I’m not sure if my parents would have met at all if it wasn’t for my father’s family moving out of London as a result of Hitler’s war, but, even if they had, it’s inconceivable that their lives would have gone down such a similar track – and I’m trying not to be too graphic here: it’s my parents I’m talking about – that the, er, same combination of genetic material would have occurred that ended up resulting in me. That would be like throwing billions of dice on two different occasions and coming up with exactly the same combination of numbers.
It’s not just me of course. No one else below the age of about 70 would exist either. There surely can’t be any doubt that the disruption of lives in all the countries involved in that war was sufficient to ensure that every single one of their citizens would have had their daily timetables put out at least to the extent that, assuming they survived the war at all, they had a different set of children, if not entirely different partners. Even in countries not directly touched by the war, people would soon feel enough of the effects of what was happening in the world outside for the pattern of their days to be altered to at least that extent.
And then – I was driving along the A14 in the dark, the lights of other cars all around me – it occurred to me that any individual in the past would have the same affect: it didn’t even have to be a history-changer like Hitler. Go back to the 18th century, and disrupt the daily routine of one randomly chosen person anywhere in the world, and by now we’d be a completely different set of human beings on Earth.
In fact, I decided – I was now not far from the Newmarket turnoff – never mind people, a stone would do the job. Travel back in time with a small pebble and place it on the top of mount Everest. No one would notice any change, but the airflow over the mountain would not be quite the same. Every moment millions of molecules would end up in different places from where they otherwise would have been, and they in turn would displace other molecules. Quite quickly, the entire atmosphere would be differently configured from what it would otherwise have been: trivially different, but still different.

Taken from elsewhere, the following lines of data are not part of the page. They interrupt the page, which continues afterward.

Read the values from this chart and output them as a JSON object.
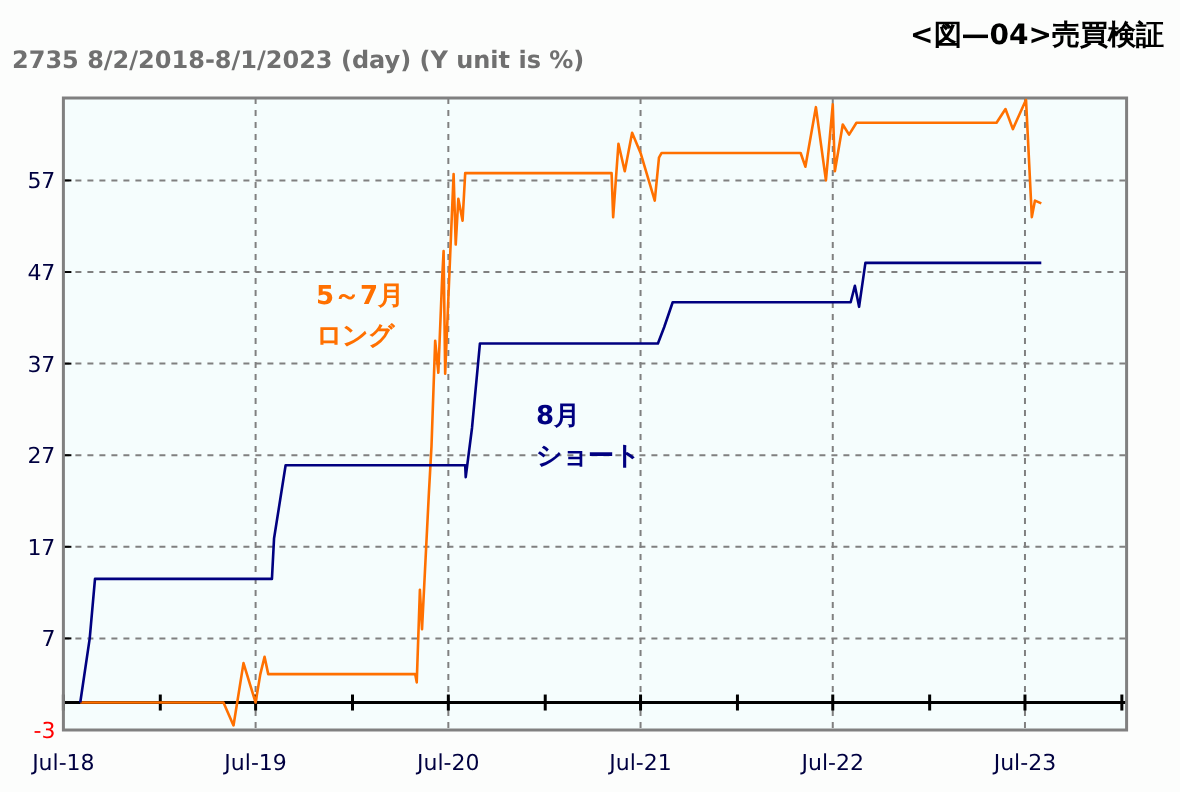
{
  "chart_data": {
    "type": "line",
    "title": "<図—04>売買検証",
    "subtitle": "2735 8/2/2018-8/1/2023 (day)  (Y unit is %)",
    "xlim": [
      "2018-07-01",
      "2024-01-10"
    ],
    "xticks": [
      {
        "value": "2018-07-01",
        "label": "Jul-18"
      },
      {
        "value": "2019-01-01",
        "label": null
      },
      {
        "value": "2019-07-01",
        "label": "Jul-19"
      },
      {
        "value": "2020-01-01",
        "label": null
      },
      {
        "value": "2020-07-01",
        "label": "Jul-20"
      },
      {
        "value": "2021-01-01",
        "label": null
      },
      {
        "value": "2021-07-01",
        "label": "Jul-21"
      },
      {
        "value": "2022-01-01",
        "label": null
      },
      {
        "value": "2022-07-01",
        "label": "Jul-22"
      },
      {
        "value": "2023-01-01",
        "label": null
      },
      {
        "value": "2023-07-01",
        "label": "Jul-23"
      },
      {
        "value": "2024-01-01",
        "label": null
      }
    ],
    "ylim": [
      -3,
      66
    ],
    "yticks": [
      -3,
      7,
      17,
      27,
      37,
      47,
      57
    ],
    "grid": true,
    "ref_lines": [
      {
        "axis": "y",
        "value": 0,
        "label": null,
        "color": "#000000"
      }
    ],
    "series": [
      {
        "name": "5～7月ロング",
        "color": "#ff7000",
        "x": [
          "2018-08-02",
          "2019-05-01",
          "2019-05-20",
          "2019-06-08",
          "2019-07-01",
          "2019-07-10",
          "2019-07-18",
          "2019-07-25",
          "2020-04-29",
          "2020-05-02",
          "2020-05-08",
          "2020-05-12",
          "2020-05-25",
          "2020-05-30",
          "2020-06-06",
          "2020-06-12",
          "2020-06-19",
          "2020-06-22",
          "2020-06-25",
          "2020-07-11",
          "2020-07-15",
          "2020-07-20",
          "2020-07-28",
          "2020-08-02",
          "2021-05-07",
          "2021-05-10",
          "2021-05-20",
          "2021-06-01",
          "2021-06-15",
          "2021-07-01",
          "2021-07-28",
          "2021-08-05",
          "2021-08-10",
          "2022-05-01",
          "2022-05-10",
          "2022-05-30",
          "2022-06-18",
          "2022-07-01",
          "2022-07-05",
          "2022-07-20",
          "2022-08-01",
          "2022-08-15",
          "2023-05-08",
          "2023-05-25",
          "2023-06-08",
          "2023-07-03",
          "2023-07-14",
          "2023-07-20",
          "2023-08-01"
        ],
        "values": [
          0,
          0,
          -2.5,
          4.3,
          0,
          3.1,
          5,
          3.1,
          3.1,
          2.2,
          12.3,
          8,
          22.8,
          28,
          39.5,
          36,
          46,
          49.3,
          35.9,
          57.7,
          50,
          55,
          52.6,
          57.8,
          57.8,
          53,
          61,
          58,
          62.2,
          60,
          54.8,
          59.5,
          60,
          60,
          58.5,
          65,
          57,
          65.3,
          58,
          63.1,
          62,
          63.3,
          63.3,
          64.8,
          62.6,
          65.8,
          53,
          54.8,
          54.5
        ]
      },
      {
        "name": "8月ショート",
        "color": "#000080",
        "x": [
          "2018-08-02",
          "2018-08-20",
          "2018-08-30",
          "2019-08-01",
          "2019-08-05",
          "2019-08-27",
          "2020-08-02",
          "2020-08-03",
          "2020-08-15",
          "2020-08-30",
          "2021-08-03",
          "2021-08-15",
          "2021-08-31",
          "2022-08-04",
          "2022-08-12",
          "2022-08-20",
          "2022-09-01",
          "2023-08-01"
        ],
        "values": [
          0,
          7,
          13.5,
          13.5,
          17.9,
          25.9,
          25.9,
          24.6,
          30,
          39.2,
          39.2,
          41,
          43.7,
          43.7,
          45.5,
          43.2,
          48,
          48
        ]
      }
    ]
  }
}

And then weather events would occur very slightly earlier or later than they otherwise would have done. Departures would be delayed by seconds, journey times increased or decreased, so that people went to bed a few seconds earlier or a few seconds later. And accidents would occur that wouldn’t otherwise have happened, or fail to occur when otherwise they would, and so on and so on. And each of these events would in turn change the flow of things just like that pebble still sitting on top of the mountain, albeit now covered with snow. And by the time a century had gone by, that one pebble would have caused an entirely different cast of human beings to be living on Earth from the ones who would have otherwise come into being and lived out their important irreplacable lives.
Not a very original thought, I know – it’s butterflies’ wings and all of that, something which has been written about many times, including by me – but it absorbed me sufficiently that I forgot where I was on the road, and turned off at the Newmarket exit rather than continuing straight on to Cambridge, delaying my arrival home, and thereby changing the course of history and the entire population of the Earth.